Deborama's WWW Number 14 - Radio Wrap-up, NPR vs. BBC
So Deborama's WWW has featured two sites from NPR (National Public Radio). I thought I could find some good sites within the vast and lavishly funded BBC empire to give a bit of transatlantic balance, but you know what? I just couldn't. So the website of the week is the homepage for NPR. Compare and contrast with the radio homepage of the BBC. Do you see what I mean?
I don't know what it is about the BBC, but I feel a rant coming on. They have some wonderful shows on radio. DH and I are addicted to The News Quiz, The Now Show and Dead Ringers (which has sadly migrated to TV and pretty much never looked back.) DH loves and I can enjoy the priceless and matchless I'm Sorry I Haven't A Clue, the source of that wonderful game Mornington Crescent. I am not quite so taken by Just A Minute. But they also have a few features that cause us both to reach screaming for the dial, not the least of which is the Archers. While most people have a fond chuckle about the occult lingo of The Shipping Forecast, and recognise its vital importance to a minority community, the Thought for the Day comes in for rather more cruel yet well-deserved send-up, and the community that it is aimed at becomes ever more a minority each year. Other special-interest shows make no attempt to appeal to a wider audience; Gardener's Question Time springs immediately to mind.
The BBC does not play to their strengths. Perhaps it is part of the "tragedy of the commons", and the need to be all things to all people, when some of those people have regrettably low tastes and expectations. I think their website illustrates the problem very well. It hardly draws you in, does it? If you were not looking for something specific you would click away with a yawn, and if you were looking for something specific, well, good luck. The radio-player features, for podcast, listen-again, etc., are so infamously hard to negotiate that numerous third-party feed sites have sprung up to fill the gap. Their attempts at involving the public are laudable and sometimes innovative - such as the provision of a blog platform called backstage.bbc.co.uk, but since they are dealing with licence fee money here, it is all very over-designed and top-down. Like most outreach efforts in the UK, whether from the government or a quango or a charity, I just find it baffling and pointless. Some of the public-involvement schemes are just ridiculous, as if they were saying, hey, we don't have a British Rush Limbaugh, maybe the BBC can fill that gap! And some of them start out clever but then get beaten to death, like the thousands of Best of British contests.
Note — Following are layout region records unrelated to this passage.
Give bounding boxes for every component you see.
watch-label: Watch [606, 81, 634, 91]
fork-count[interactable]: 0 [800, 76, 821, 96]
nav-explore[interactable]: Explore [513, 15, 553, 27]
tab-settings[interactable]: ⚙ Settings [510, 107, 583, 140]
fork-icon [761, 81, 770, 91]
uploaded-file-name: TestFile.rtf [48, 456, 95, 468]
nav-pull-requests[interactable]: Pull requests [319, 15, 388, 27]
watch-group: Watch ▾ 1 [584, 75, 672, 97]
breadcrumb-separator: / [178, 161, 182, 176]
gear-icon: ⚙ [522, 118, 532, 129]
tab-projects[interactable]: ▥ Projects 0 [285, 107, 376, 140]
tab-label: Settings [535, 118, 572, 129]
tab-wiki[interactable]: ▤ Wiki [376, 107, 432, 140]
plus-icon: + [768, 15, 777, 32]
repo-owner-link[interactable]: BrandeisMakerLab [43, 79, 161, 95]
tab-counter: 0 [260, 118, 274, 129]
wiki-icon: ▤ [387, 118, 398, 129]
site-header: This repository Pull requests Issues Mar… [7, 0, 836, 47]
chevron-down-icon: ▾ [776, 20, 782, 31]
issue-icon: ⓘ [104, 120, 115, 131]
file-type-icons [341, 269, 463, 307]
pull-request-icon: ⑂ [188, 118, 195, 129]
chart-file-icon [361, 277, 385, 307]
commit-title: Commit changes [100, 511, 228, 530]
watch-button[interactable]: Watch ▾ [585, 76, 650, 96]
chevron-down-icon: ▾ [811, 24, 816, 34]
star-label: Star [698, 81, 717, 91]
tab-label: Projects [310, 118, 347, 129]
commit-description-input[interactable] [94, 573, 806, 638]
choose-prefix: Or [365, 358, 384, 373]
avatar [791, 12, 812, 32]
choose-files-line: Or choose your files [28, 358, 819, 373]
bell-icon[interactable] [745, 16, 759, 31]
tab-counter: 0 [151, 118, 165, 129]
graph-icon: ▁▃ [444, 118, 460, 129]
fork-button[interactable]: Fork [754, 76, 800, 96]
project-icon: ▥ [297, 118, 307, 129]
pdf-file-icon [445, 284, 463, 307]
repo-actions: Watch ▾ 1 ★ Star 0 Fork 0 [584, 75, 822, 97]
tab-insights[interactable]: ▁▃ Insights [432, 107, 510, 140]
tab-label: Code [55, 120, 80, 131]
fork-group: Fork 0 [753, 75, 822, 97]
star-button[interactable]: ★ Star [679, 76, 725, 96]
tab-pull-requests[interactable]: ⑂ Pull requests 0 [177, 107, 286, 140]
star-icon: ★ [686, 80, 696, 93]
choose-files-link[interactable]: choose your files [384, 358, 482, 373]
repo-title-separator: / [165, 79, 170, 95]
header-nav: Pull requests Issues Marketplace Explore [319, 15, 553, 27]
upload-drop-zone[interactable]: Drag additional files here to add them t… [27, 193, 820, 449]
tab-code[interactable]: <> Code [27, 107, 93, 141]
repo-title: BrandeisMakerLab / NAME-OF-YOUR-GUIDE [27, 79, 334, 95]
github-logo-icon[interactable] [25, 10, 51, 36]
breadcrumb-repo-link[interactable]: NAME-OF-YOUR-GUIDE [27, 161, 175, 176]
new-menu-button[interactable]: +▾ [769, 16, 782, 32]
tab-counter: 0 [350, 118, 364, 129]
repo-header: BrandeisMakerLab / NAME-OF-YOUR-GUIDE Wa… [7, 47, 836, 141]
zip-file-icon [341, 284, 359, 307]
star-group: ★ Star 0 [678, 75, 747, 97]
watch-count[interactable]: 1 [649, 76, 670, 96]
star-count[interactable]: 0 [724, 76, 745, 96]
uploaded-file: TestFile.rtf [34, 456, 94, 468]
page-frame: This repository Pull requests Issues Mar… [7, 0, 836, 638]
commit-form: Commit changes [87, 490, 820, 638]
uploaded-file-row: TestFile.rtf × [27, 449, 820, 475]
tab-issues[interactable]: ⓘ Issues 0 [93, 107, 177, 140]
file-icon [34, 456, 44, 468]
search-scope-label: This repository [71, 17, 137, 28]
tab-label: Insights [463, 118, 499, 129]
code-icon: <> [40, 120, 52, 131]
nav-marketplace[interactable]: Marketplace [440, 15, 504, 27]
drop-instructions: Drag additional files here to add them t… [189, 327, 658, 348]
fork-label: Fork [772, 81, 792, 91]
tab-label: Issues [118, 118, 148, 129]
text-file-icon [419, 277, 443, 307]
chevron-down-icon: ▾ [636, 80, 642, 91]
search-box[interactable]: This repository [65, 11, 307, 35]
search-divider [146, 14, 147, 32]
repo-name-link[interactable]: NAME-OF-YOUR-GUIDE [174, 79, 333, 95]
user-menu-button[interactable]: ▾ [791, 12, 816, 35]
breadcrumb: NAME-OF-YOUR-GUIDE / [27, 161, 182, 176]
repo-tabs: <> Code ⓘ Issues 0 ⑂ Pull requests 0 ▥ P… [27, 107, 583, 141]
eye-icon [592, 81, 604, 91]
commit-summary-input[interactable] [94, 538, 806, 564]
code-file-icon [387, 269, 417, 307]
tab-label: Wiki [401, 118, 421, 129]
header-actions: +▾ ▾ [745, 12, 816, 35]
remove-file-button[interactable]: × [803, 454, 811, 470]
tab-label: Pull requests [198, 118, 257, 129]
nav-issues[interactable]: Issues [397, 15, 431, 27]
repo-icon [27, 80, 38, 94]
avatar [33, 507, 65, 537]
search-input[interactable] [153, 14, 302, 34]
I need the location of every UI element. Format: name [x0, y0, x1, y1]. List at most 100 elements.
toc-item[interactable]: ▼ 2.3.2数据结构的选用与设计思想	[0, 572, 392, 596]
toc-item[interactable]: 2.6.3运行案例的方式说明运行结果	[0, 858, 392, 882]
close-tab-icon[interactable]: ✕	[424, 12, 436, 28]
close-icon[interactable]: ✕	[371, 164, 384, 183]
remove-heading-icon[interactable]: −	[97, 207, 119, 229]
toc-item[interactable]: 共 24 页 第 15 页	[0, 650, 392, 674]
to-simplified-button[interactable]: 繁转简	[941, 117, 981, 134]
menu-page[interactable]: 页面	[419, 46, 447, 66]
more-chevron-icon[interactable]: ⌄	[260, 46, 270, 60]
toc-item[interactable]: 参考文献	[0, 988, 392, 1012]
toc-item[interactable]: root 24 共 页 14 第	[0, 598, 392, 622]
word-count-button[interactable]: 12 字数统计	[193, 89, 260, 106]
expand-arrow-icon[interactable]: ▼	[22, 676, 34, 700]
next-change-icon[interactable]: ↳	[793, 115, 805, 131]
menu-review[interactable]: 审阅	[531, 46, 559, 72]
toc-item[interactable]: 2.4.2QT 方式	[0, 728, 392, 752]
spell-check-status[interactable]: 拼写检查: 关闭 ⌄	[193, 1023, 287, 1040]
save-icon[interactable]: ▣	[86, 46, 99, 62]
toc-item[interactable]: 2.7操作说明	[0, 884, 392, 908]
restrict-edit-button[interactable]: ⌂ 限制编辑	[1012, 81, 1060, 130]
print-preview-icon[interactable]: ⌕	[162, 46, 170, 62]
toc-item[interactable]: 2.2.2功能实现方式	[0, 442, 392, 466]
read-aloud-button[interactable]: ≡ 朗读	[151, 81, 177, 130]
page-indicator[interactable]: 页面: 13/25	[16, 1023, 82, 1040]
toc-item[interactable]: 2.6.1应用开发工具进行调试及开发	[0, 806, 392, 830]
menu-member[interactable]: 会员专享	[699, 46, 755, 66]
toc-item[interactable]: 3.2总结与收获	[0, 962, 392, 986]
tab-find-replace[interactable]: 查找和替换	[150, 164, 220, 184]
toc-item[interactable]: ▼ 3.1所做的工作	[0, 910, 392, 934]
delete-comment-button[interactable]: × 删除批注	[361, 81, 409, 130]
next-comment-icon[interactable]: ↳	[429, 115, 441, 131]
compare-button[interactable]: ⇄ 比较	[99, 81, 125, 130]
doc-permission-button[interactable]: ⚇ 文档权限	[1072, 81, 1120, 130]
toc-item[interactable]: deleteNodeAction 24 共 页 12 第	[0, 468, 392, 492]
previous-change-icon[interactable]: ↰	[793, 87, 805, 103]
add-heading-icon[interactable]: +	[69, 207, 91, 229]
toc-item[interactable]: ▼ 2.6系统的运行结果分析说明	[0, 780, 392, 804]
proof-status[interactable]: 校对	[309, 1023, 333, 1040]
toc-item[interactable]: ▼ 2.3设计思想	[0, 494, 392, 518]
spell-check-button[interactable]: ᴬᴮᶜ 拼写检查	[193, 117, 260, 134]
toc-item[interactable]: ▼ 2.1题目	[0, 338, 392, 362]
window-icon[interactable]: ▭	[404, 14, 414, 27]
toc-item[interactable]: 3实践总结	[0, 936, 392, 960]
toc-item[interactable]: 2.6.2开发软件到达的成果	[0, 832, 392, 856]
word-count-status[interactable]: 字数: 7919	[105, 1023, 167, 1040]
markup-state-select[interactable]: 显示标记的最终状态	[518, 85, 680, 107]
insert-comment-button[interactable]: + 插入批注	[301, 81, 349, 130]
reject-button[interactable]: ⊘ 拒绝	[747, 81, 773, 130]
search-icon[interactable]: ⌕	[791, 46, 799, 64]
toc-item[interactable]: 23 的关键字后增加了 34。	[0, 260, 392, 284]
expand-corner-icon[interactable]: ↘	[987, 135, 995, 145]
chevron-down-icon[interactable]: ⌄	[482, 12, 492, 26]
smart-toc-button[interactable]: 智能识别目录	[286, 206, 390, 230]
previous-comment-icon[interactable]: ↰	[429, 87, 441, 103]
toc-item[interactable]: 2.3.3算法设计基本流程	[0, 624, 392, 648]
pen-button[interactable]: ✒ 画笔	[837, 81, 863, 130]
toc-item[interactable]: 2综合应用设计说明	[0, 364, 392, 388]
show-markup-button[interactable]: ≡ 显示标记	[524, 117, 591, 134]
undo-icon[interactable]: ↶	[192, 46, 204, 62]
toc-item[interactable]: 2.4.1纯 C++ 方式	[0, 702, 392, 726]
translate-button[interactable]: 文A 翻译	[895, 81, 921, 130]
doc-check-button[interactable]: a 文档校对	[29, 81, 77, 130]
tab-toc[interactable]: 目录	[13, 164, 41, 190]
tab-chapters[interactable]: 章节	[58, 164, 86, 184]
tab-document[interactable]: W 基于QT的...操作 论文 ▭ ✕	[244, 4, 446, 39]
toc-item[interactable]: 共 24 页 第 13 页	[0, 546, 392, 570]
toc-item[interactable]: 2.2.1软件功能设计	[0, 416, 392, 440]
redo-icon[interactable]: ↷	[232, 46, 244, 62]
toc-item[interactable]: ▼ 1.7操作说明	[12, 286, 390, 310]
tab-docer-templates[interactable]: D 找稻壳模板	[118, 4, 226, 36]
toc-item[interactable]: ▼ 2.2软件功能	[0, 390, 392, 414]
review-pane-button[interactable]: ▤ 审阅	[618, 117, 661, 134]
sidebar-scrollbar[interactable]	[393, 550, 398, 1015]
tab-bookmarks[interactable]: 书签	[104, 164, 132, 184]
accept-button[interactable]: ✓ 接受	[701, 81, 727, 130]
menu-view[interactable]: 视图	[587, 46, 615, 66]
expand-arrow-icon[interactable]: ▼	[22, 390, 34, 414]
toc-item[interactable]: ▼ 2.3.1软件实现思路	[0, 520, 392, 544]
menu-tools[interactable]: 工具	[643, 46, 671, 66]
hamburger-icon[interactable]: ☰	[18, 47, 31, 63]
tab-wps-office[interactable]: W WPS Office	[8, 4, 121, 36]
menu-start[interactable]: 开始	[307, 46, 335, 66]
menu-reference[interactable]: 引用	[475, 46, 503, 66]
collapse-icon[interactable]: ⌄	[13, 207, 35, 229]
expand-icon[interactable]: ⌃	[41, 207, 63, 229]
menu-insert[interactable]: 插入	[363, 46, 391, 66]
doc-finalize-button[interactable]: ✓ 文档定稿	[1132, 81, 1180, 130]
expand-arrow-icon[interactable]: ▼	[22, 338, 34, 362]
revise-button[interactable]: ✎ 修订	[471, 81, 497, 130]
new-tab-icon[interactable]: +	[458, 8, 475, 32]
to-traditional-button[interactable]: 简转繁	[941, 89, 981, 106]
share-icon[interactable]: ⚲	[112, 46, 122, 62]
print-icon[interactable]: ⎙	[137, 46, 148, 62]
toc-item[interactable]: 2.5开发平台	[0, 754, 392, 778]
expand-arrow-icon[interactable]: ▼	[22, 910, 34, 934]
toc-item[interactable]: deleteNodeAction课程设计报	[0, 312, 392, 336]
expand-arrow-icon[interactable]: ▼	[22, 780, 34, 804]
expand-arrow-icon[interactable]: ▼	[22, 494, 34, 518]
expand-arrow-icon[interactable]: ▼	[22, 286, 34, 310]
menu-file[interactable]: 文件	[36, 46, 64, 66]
So let me turn my attention to NPR. National Public Radio has spent the last 26 years of its almost 40 years of life struggling for survival, as its already meagre public funding fluctuated between a trickle and a locked-shut tap, depending on the ill-winds of Capitol Hill. It is the ultimate political football. You might almost say that the BBC has a duty of excellence, so that it will not be used as a morality lesson by the neo-cons about the pernicious influence of public money on the arts and the media. Despite all this, NPR's programming is almost all of an excellent calibre. It is open to the charge of elitism, but most people ignore that, because God knows, intellectual elites have few enough havens in the US as it is. One of the things I have always loved about NPR is its serendipity. This American Life, which I featured last week, is all about serendipity and good story-telling. I knew if I went to the site and clicked on something, I would strike gold and I did. I found this. Again, compare and contrast with the insipid "Thought for the Day" from the BBC. Why do they have to get it so wrong?
And what else has NPR got? Car Talk! (How I miss it.) Hearts of Space. And of course, All Things Considered, the best news programme anywhere ever. From Minnesota Public Radio, two of which have been syndicated by NPR, A Prairie Home Companion, St. Paul Sunday and The Morning Show (another one I miss terribly.) (I see from the MPR website that This American Life is coming to the Twin Cities.)
In addition to its excellent programming, NPR's use of the web really puts the BBC to shame, in all areas except perhaps news coverage, where I cannot fault the BBC at all. But where in the Beeb's vast empire is anything to match the simple but incredibly useful Books page, which I like so much I have added it as a feed on my Google homepage? No, I'm afraid I have to say that NPR wins hands down, delivering so much more with so much less to work with.